In the current study, timing of TXA administration varied: no TXA, preoperative TXA bolus, intraoperative TXA bolus, intraoperative TXA pump and combined preoperative and intraoperative TXA boluses. Surgeons and anaesthesiologists appeared to use TXA preoperatively when higher risks and/or substantial blood loss were expected. For example, younger and smaller patients, and patients with combined or bilateral osteotomies seemed more likely to have TXA administered preoperatively. These variables were taken into account in the multivariate analyses. Other patients received TXA during surgery (intraoperatively), which has most likely been a response on intraoperative course and the observation of substantial blood loss. As this might lead to confounding by indication when assessing the association between TXA and blood loss, we chose to analyze the TXA groups separately. In the preop TXA group, TXA was administered regardless of intraoperative course and blood loss, making this group most suitable for assessing the association of TXA and blood loss. As such, we found a significant association with reduced blood loss for this specific TXA subgroup. The fact that we found more blood loss in the intraop TXA group, does not mean TXA had no effect in this particular group. It is supported by literature that TXA during bleeding events, for example in trauma patients, reduces blood loss.[26] Hence, intraoperative TXA probably reduced blood loss in this specific subgroup as well. However, this cannot be supported by our data, as EBL was only reported in the medical charts at the end of the procedure.
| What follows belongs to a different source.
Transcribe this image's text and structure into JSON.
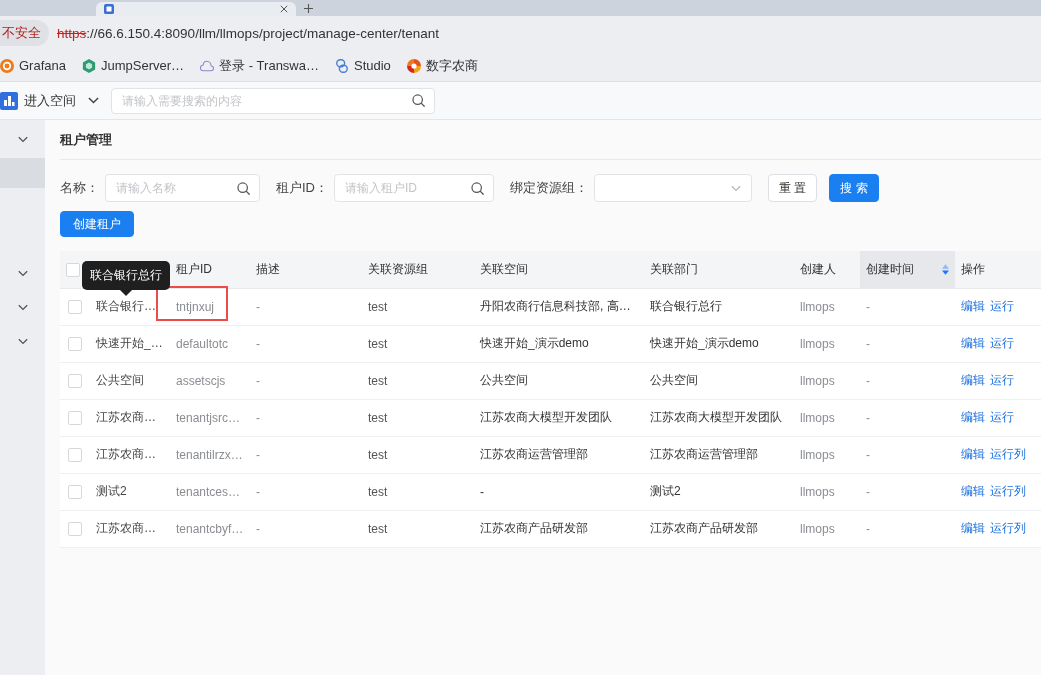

Despite its advantages, there are factors to take into account when considering TXA. Although TXA is an antifibrinolytic agent and concerns exist that it may cause thromboembolic events, many large studies showed no increase in thromboembolic events in adults[8,10,12,13] and paediatric patients.[15,16,25] Similarly, no thromboembolic events were observed in our study, or in the four discussed paediatric PFPO studies.[2-5] Therefore, intravenous administration of TXA appears to be safe. However, based on the available number of patients in our study, a final conclusion on the safety of TXA cannot be drawn. In addition, contraindications for TXA use have been reported that should be taken into consideration. Absolute contraindications are hypersensitivity/allergy for TXA, active thromboembolic disease and fibrinolytic conditions with consumption coagulopathy. Relative contraindications are renal impairment, inherited or acquired thrombosis disorders, preexisting coagulopathy and oral anticoagulant medication.[27]
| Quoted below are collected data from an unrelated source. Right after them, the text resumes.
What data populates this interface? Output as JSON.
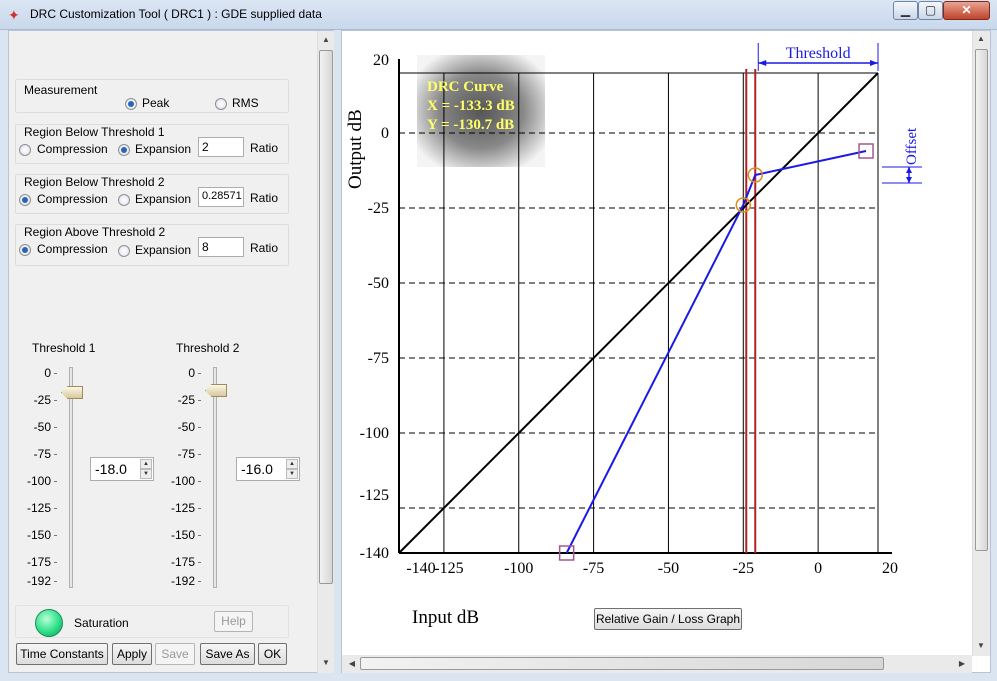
{
  "window": {
    "title": "DRC Customization Tool ( DRC1 ) :  GDE supplied data",
    "icon": "ti-logo-icon"
  },
  "measurement": {
    "label": "Measurement",
    "options": [
      "Peak",
      "RMS"
    ],
    "selected": "Peak"
  },
  "region_below_1": {
    "label": "Region Below Threshold 1",
    "options": [
      "Compression",
      "Expansion"
    ],
    "selected": "Expansion",
    "ratio_value": "2",
    "ratio_label": "Ratio"
  },
  "region_below_2": {
    "label": "Region Below Threshold 2",
    "options": [
      "Compression",
      "Expansion"
    ],
    "selected": "Compression",
    "ratio_value": "0.28571",
    "ratio_label": "Ratio"
  },
  "region_above_2": {
    "label": "Region Above Threshold 2",
    "options": [
      "Compression",
      "Expansion"
    ],
    "selected": "Compression",
    "ratio_value": "8",
    "ratio_label": "Ratio"
  },
  "threshold1": {
    "label": "Threshold 1",
    "value": "-18.0"
  },
  "threshold2": {
    "label": "Threshold 2",
    "value": "-16.0"
  },
  "slider_ticks": [
    "0",
    "-25",
    "-50",
    "-75",
    "-100",
    "-125",
    "-150",
    "-175",
    "-192"
  ],
  "saturation_label": "Saturation",
  "help_label": "Help",
  "buttons": {
    "time_constants": "Time Constants",
    "apply": "Apply",
    "save": "Save",
    "save_as": "Save As",
    "ok": "OK"
  },
  "chart_data": {
    "type": "line",
    "title": "",
    "xlabel": "Input dB",
    "ylabel": "Output dB",
    "x_ticks": [
      "-140",
      "-125",
      "-100",
      "-75",
      "-50",
      "-25",
      "0",
      "20"
    ],
    "y_ticks": [
      "20",
      "0",
      "-25",
      "-50",
      "-75",
      "-100",
      "-125",
      "-140"
    ],
    "xlim": [
      -140,
      20
    ],
    "ylim": [
      -140,
      20
    ],
    "series": [
      {
        "points": [
          [
            -140,
            -140
          ],
          [
            20,
            20
          ]
        ],
        "color": "#000000"
      },
      {
        "points": [
          [
            -84,
            -140
          ],
          [
            -25,
            -24
          ],
          [
            -21,
            -14
          ],
          [
            16,
            -6
          ]
        ],
        "color": "#1a1ae6"
      }
    ],
    "threshold_lines_x": [
      -24,
      -21
    ],
    "threshold_color": "#b22222",
    "threshold_label": "Threshold",
    "offset_label": "Offset",
    "info_title": "DRC Curve",
    "info_x": "X = -133.3 dB",
    "info_y": "Y = -130.7 dB",
    "relative_button": "Relative Gain / Loss Graph"
  }
}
The strengths of our study include the fact that this is the first study to investigate TXA and EBL in a large paediatric patient group with PFPO for a broad range of indications, including primary DDH, secondary dysplasia and other causes of hip joint incongruence. Therefore, the results of this study have a high external validity. Due to the number of patients, we were able to study associations of other outcome measures with EBL as well. Additionally, we took into account various methods of timing and dosage of TXA administration and corrected for confounding factors. However, there are several limitations to consider. Firstly, since this is a retrospective study, there is a higher possibility of inaccuracies and bias, including confounding by indication. For example, patients with substantial blood loss intraoperatively are more likely to have TXA administered intraoperatively as a response. With the multivariate analysis we attempted to correct for these confounding factors. Secondly, the TXA groups were relatively small compared with the ‘no TXA’ group. Nonetheless, we found a statistically significant reduction in blood loss with preoperative TXA administration.
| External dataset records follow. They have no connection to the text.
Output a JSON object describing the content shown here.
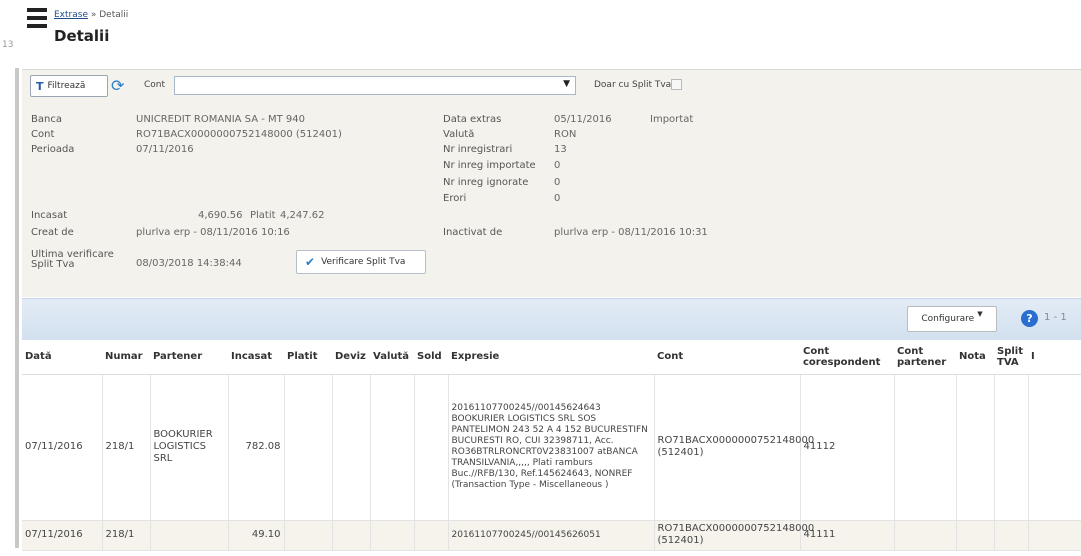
{
  "header": {
    "breadcrumb_link": "Extrase",
    "breadcrumb_sep": "»",
    "breadcrumb_current": "Detalii",
    "title": "Detalii",
    "left_number": "13"
  },
  "toolbar": {
    "filter_label": "Filtrează",
    "cont_label": "Cont",
    "cont_value": "",
    "split_label": "Doar cu Split Tva"
  },
  "details": {
    "banca_label": "Banca",
    "banca_value": "UNICREDIT ROMANIA SA - MT 940",
    "cont_label": "Cont",
    "cont_value": "RO71BACX0000000752148000 (512401)",
    "perioada_label": "Perioada",
    "perioada_value": "07/11/2016",
    "incasat_label": "Incasat",
    "incasat_value": "4,690.56",
    "platit_label": "Platit",
    "platit_value": "4,247.62",
    "creat_label": "Creat de",
    "creat_value": "plurlva erp - 08/11/2016 10:16",
    "ultima_label_1": "Ultima verificare",
    "ultima_label_2": "Split Tva",
    "ultima_value": "08/03/2018 14:38:44",
    "verif_button": "Verificare Split Tva",
    "data_extras_label": "Data extras",
    "data_extras_value": "05/11/2016",
    "status": "Importat",
    "valuta_label": "Valută",
    "valuta_value": "RON",
    "nr_inreg_label": "Nr inregistrari",
    "nr_inreg_value": "13",
    "nr_importate_label": "Nr inreg importate",
    "nr_importate_value": "0",
    "nr_ignorate_label": "Nr inreg ignorate",
    "nr_ignorate_value": "0",
    "erori_label": "Erori",
    "erori_value": "0",
    "inactivat_label": "Inactivat de",
    "inactivat_value": "plurlva erp - 08/11/2016 10:31"
  },
  "grid_bar": {
    "config_label": "Configurare",
    "pager_text": "1 - 1"
  },
  "grid": {
    "columns": [
      "Dată",
      "Numar",
      "Partener",
      "Incasat",
      "Platit",
      "Deviz",
      "Valută",
      "Sold",
      "Expresie",
      "Cont",
      "Cont corespondent",
      "Cont partener",
      "Nota",
      "Split TVA",
      "I"
    ],
    "rows": [
      {
        "data": "07/11/2016",
        "numar": "218/1",
        "partener": "BOOKURIER LOGISTICS SRL",
        "incasat": "782.08",
        "platit": "",
        "deviz": "",
        "valuta": "",
        "sold": "",
        "expresie": "20161107700245//00145624643 BOOKURIER LOGISTICS SRL SOS PANTELIMON 243 52 A 4 152 BUCURESTIFN BUCURESTI RO, CUI 32398711, Acc. RO36BTRLRONCRT0V23831007 atBANCA TRANSILVANIA,,,,, Plati ramburs Buc.//RFB/130, Ref.145624643, NONREF (Transaction Type - Miscellaneous )",
        "cont": "RO71BACX0000000752148000 (512401)",
        "cont_corespondent": "41112",
        "cont_partener": "",
        "nota": "",
        "split": ""
      },
      {
        "data": "07/11/2016",
        "numar": "218/1",
        "partener": "",
        "incasat": "49.10",
        "platit": "",
        "deviz": "",
        "valuta": "",
        "sold": "",
        "expresie": "20161107700245//00145626051",
        "cont": "RO71BACX0000000752148000 (512401)",
        "cont_corespondent": "41111",
        "cont_partener": "",
        "nota": "",
        "split": ""
      }
    ]
  }
}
In conclusion, preoperative TXA administration in paediatric PFPO is associated with significantly reduced intraoperative blood loss, without thromboembolic events in our data. Therefore, TXA use appears to be effective in paediatric patients undergoing PFPO. However, further investigation with prospective studies and standardized TXA protocols in larger patient groups is needed to assess dosage, administration regimes and complications of TXA in children.